Apple’s goal with the memo is to have Store Leaders convey that under a union structure, many discussions between Apple and retail employees would be placed “into the hands of a third party.” This would impact the ability for employees and leadership to “engage directly.”
Store Leaders are also being instructed to point out that Apple has made a number of changes to policies and expectations over the years based on feedback from retail employees. It would also impact the ability for Store Leaders to “have the flexibility to act in the moment or to address each person’s unique needs like they do now.”
In perhaps the most aggressive part of the memo, Apple outlines that unionization would mean “fewer opportunities” and “less attention to merit” for things like promotions, raises, days off, and more.
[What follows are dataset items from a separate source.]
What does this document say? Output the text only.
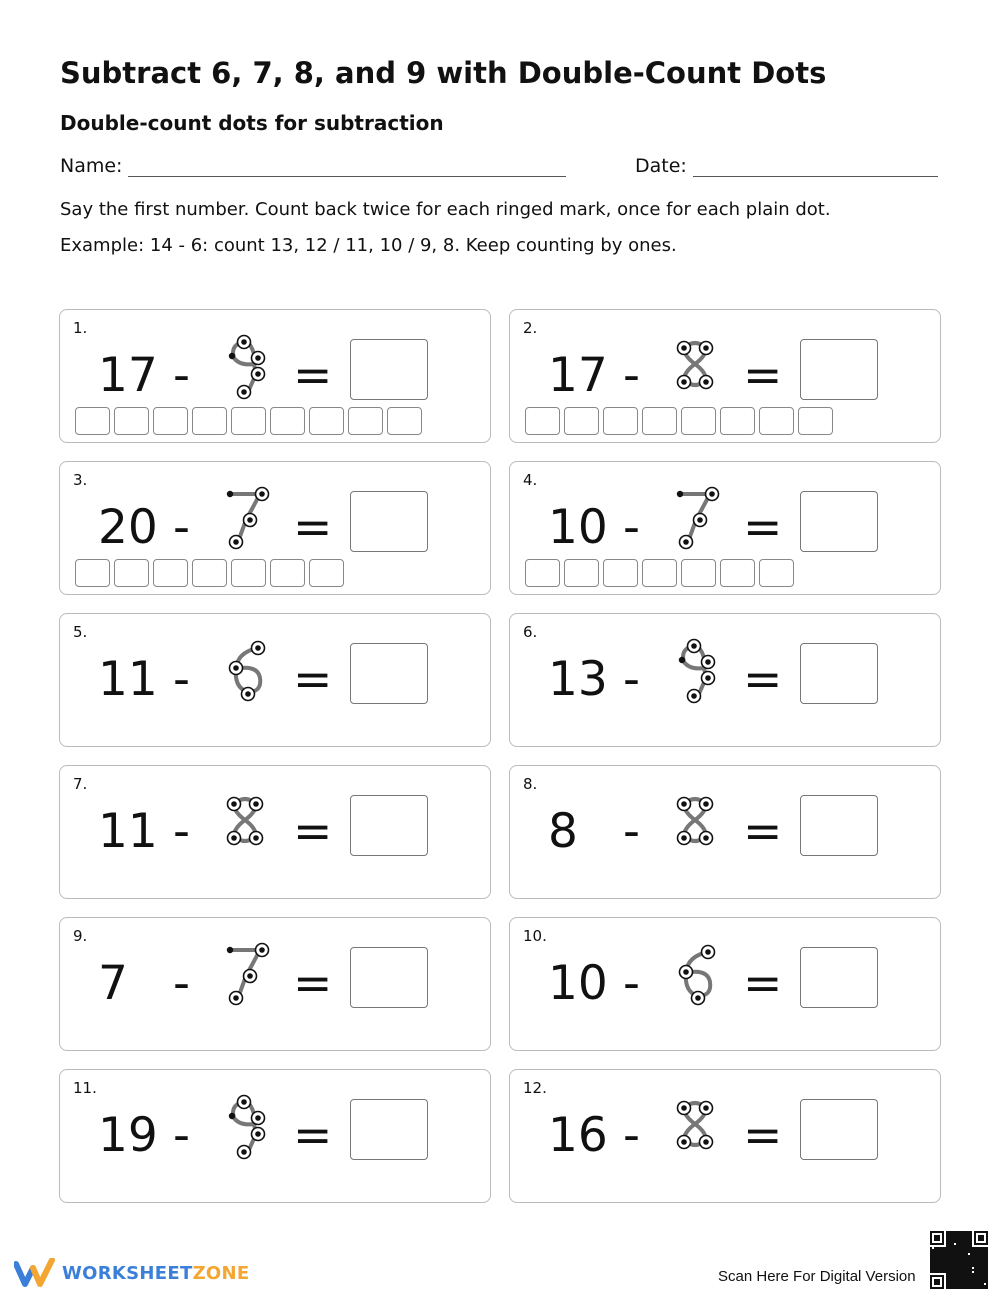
Subtract 6, 7, 8, and 9 with Double-Count Dots
Double-count dots for subtraction
Name:	Date:

Say the first number. Count back twice for each ringed mark, once for each plain dot.

Example: 14 - 6: count 13, 12 / 11, 10 / 9, 8. Keep counting by ones.

1.
17 - =
2.
17 - =
3.
20 - =
4.
10 - =
5.
11 - =
6.
13 - =
7.
11 - =
8.
8 - =
9.
7 - =
10.
10 - =
11.
19 - =
12.
16 - =
WORKSHEETZONE	Scan Here For Digital Version
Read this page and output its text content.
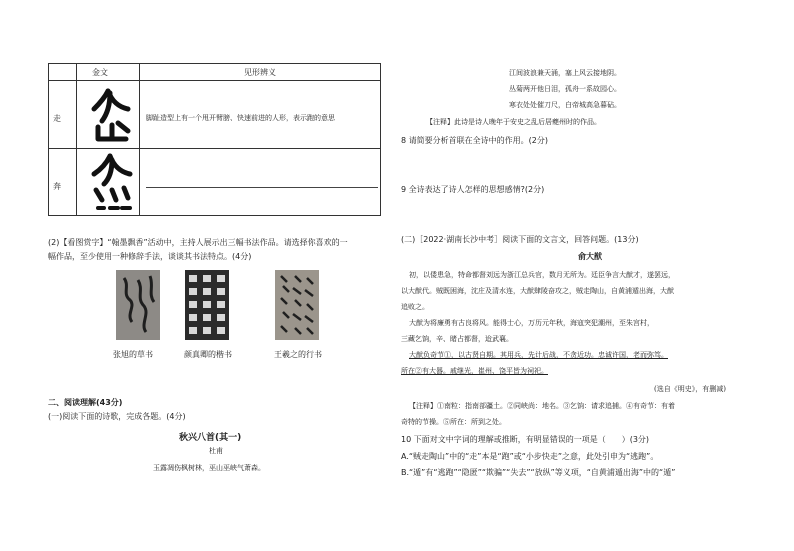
金文	见形辨义
走	脚趾造型上有一个甩开臂膀、快速前进的人形，表示跑的意思
奔
(2)【看图赏字】“翰墨飘香”活动中，主持人展示出三幅书法作品。请选择你喜欢的一
幅作品，至少使用一种修辞手法，谈谈其书法特点。(4分)
张旭的草书	颜真卿的楷书	王羲之的行书
二、阅读理解(43分)
(一)阅读下面的诗歌，完成各题。(4分)
秋兴八首(其一)
杜甫
玉露凋伤枫树林，巫山巫峡气萧森。
江间波浪兼天涌，塞上风云接地阴。
丛菊两开他日泪，孤舟一系故园心。
寒衣处处催刀尺，白帝城高急暮砧。
【注释】此诗是诗人晚年于安史之乱后居夔州时的作品。
8 请简要分析首联在全诗中的作用。(2分)
9 全诗表达了诗人怎样的思想感情?(2分)
(二)［2022·湖南长沙中考］阅读下面的文言文，回答问题。(13分)
俞大猷
初，以倭患急，特命都督刘远为浙江总兵官，数月无所为。廷臣争言大猷才，遂罢远，
以大猷代。贼既困海，沈庄及清水连，大猷肆陵奋攻之，贼走陶山，自黄浦遁出海，大猷
追败之。
大猷为将廉勇有古良将风。能得士心，万历元年秋，海寇突犯潮州，至朱宫村，
三藏乞饷，辛、睹占都督，迨武襄。
大猷负奇节①，以古贤自期。其用兵，先计后战，不贪近功。忠诚许国，老而弥笃。
所在②有大器。戚继光，崔州、饶平皆为祠祀。
(选自《明史》，有删减)
【注释】①南粒：指南部疆土。②同峡尚：地名。③乞饷：请求追捕。④有奇节：有着
奇特的节操。⑤所在：所到之处。
10 下面对文中字词的理解或推断，有明显错误的一项是（　　）(3分)
A.“贼走陶山”中的“走”本是“跑”或“小步快走”之意，此处引申为“逃跑”。
B.“遁”有“逃跑”“隐匿”“欺骗”“失去”“放纵”等义项，“自黄浦遁出海”中的“遁”
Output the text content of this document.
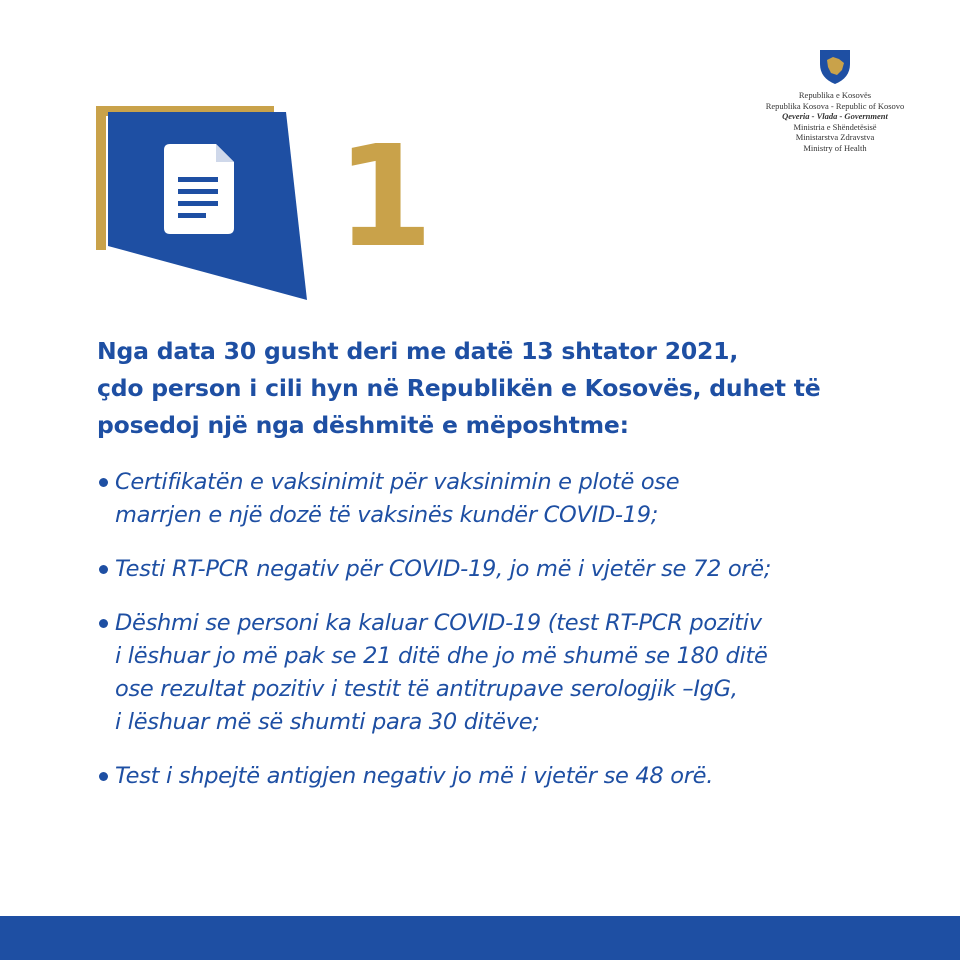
1
Republika e Kosovës
Republika Kosova - Republic of Kosovo
Qeveria - Vlada - Government
Ministria e Shëndetësisë
Ministarstva Zdravstva
Ministry of Health
Nga data 30 gusht deri me datë 13 shtator 2021,
çdo person i cili hyn në Republikën e Kosovës, duhet të
posedoj një nga dëshmitë e mëposhtme:
Certifikatën e vaksinimit për vaksinimin e plotë ose
marrjen e një dozë të vaksinës kundër COVID-19;
Testi RT-PCR negativ për COVID-19, jo më i vjetër se 72 orë;
Dëshmi se personi ka kaluar COVID-19 (test RT-PCR pozitiv
i lëshuar jo më pak se 21 ditë dhe jo më shumë se 180 ditë
ose rezultat pozitiv i testit të antitrupave serologjik –IgG,
i lëshuar më së shumti para 30 ditëve;
Test i shpejtë antigjen negativ jo më i vjetër se 48 orë.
Apple specifically is instructing Store Leaders to emphasize that unionization would impact “Career Experiences.” This specifically appears to refer the possibility of a retail employee getting promoted to Apple Corporate or moving to work for another team.
Finally, Apple does point out that the company could not directly tell employees whether or not they should support unionization (even if it is clearly trying to do exactly that with this memo). It would be “your choice to make an educated decision,” Apple says.
The full memo can be found at Vice. Apple has not yet publicly commented on the contents of the memo, nor has it made any recent comments on the broader unionization efforts.